Step 1 :We are given the following data for the test and control groups: \(\bar{x}_{1}=60\), \(s_{1}=9.8\), \(n_{1}=61\) for the test group and \(\bar{x}_{2}=55.5\), \(s_{2}=6.4\), \(n_{2}=41\) for the control group.
Step 2 :We are asked to test the claim that the population mean for those using the new materials (test group) is higher than the mean of students using the traditional materials (control group), using a level of significance of 0.1.
Step 3 :The type of test to be used in this problem is a test for the difference between two means.
Step 4 :The null hypothesis for this test is that the population means of the test group and the control group are equal.
Step 5 :The alternative hypothesis for this test is that the population mean of the test group is greater than the population mean of the control group.
Step 6 :The original claim is located in the alternative hypothesis.
Step 7 :We calculate the test statistic using the formula: \(t = \frac{\bar{x}_{1} - \bar{x}_{2}}{\sqrt{\frac{s_{1}^{2}}{n_{1}} + \frac{s_{2}^{2}}{n_{2}}}}\).
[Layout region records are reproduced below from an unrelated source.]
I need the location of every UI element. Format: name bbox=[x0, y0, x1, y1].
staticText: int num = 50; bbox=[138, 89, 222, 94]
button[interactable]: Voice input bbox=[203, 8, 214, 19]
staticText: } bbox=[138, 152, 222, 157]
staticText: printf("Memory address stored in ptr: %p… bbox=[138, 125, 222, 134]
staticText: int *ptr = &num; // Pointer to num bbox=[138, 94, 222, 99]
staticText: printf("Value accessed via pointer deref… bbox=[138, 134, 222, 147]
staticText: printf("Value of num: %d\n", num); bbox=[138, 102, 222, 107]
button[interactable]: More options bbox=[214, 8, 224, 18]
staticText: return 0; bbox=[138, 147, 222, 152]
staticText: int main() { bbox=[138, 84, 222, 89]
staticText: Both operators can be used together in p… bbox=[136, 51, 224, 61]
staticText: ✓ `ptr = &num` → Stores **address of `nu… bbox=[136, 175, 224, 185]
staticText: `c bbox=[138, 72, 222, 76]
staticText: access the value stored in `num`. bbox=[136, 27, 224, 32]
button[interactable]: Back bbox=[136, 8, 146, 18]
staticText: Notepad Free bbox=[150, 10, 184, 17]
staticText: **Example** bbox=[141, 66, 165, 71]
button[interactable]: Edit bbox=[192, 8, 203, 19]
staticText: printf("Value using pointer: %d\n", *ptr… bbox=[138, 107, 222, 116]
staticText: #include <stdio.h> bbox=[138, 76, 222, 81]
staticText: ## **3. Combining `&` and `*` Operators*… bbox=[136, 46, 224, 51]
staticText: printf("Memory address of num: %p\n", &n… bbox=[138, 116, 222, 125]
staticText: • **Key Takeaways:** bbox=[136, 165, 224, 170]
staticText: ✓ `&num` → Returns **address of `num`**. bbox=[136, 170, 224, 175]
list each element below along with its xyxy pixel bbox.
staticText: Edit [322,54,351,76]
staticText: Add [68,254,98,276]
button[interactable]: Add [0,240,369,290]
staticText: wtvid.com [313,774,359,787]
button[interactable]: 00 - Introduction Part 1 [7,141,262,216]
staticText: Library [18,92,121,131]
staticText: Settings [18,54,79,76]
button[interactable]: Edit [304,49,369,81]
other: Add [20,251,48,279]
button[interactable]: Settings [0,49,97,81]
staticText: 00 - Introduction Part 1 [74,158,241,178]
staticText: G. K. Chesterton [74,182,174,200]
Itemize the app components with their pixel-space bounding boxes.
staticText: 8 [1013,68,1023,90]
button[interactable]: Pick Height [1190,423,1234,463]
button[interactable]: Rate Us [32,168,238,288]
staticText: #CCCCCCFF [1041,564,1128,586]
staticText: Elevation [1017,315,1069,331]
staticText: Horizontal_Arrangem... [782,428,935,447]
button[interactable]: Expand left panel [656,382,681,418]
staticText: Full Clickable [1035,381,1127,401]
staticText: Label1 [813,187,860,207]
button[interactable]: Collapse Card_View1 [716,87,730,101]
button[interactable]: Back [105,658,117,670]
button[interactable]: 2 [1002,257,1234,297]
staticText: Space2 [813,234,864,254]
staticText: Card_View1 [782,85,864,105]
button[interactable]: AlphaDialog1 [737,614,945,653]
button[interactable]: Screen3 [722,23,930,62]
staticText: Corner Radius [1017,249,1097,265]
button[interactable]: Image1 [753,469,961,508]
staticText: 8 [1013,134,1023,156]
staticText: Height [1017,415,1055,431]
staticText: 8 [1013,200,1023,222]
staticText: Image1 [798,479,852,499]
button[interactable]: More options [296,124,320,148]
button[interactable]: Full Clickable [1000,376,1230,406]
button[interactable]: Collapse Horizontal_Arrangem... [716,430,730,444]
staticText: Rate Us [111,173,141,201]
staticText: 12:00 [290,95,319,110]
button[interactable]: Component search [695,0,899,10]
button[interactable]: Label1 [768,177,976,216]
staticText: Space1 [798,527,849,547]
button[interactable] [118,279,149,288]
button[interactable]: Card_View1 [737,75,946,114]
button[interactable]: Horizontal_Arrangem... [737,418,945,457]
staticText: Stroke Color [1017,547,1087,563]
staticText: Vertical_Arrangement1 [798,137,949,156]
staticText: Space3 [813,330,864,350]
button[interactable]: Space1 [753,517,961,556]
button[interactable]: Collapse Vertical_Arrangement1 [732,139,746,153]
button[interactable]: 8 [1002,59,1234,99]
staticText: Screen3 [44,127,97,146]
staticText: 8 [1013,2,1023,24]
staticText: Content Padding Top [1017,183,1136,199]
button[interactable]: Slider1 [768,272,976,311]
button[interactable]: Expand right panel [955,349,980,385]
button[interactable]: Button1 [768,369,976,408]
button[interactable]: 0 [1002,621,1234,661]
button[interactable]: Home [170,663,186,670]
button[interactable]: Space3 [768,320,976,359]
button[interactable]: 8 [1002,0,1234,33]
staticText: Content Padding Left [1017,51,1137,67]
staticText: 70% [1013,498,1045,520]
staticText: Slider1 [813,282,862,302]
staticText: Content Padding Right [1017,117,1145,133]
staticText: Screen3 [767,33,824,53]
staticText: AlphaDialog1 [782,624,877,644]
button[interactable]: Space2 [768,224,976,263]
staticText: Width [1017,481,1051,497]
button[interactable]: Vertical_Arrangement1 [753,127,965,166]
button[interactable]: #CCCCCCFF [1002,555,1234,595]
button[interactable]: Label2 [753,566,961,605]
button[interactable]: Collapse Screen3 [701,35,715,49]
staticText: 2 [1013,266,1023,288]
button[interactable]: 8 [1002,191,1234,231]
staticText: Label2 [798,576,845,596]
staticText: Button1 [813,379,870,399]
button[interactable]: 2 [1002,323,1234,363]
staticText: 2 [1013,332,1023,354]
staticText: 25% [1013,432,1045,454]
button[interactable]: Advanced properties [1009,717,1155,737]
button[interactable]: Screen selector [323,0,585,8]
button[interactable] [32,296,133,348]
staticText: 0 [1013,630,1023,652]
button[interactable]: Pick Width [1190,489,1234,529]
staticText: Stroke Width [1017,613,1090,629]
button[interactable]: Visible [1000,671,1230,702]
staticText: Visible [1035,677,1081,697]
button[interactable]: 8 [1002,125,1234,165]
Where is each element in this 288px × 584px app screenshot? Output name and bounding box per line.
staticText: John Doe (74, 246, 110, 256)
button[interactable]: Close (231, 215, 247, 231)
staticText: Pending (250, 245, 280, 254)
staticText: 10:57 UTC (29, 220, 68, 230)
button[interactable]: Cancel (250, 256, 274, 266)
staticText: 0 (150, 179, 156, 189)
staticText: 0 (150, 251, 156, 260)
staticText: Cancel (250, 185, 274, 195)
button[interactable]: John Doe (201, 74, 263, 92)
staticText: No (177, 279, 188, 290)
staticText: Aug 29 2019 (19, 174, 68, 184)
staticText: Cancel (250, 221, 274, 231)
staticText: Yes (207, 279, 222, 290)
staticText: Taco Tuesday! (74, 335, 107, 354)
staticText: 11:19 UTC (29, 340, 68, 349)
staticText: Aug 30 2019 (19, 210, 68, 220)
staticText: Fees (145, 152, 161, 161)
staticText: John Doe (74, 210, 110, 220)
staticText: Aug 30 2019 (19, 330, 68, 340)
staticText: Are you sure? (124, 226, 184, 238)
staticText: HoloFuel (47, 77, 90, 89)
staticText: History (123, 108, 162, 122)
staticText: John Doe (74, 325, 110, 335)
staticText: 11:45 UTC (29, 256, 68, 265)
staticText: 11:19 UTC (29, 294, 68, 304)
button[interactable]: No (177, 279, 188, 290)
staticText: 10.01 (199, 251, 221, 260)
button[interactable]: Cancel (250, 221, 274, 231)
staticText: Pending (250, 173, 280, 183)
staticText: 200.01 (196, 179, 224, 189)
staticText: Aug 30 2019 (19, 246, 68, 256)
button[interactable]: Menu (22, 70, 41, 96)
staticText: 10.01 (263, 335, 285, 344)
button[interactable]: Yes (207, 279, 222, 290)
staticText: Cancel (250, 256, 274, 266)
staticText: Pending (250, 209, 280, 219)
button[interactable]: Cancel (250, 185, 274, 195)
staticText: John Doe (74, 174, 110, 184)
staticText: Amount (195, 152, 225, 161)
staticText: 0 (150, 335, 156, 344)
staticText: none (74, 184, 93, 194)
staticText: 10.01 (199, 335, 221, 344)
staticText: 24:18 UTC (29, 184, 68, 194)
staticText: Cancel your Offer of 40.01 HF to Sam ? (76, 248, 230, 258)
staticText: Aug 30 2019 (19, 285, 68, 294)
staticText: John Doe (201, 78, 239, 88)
Substituting the given values, we get \(t \approx 2.81\).
Step 8 :We calculate the degrees of freedom as \(df = n_{1} + n_{2} - 2 = 100\).
Step 9 :We calculate the p-value using the t-distribution table or a statistical software. The p-value is approximately 0.0030.
Step 10 :Since the p-value is less than the level of significance (0.1), we reject the null hypothesis. This suggests that the population mean for those using the new materials is higher than the mean of students using the traditional materials.
Step 11 :The final answer is: The test statistic is approximately \(\boxed{2.81}\) and the p-value is approximately \(\boxed{0.0030}\).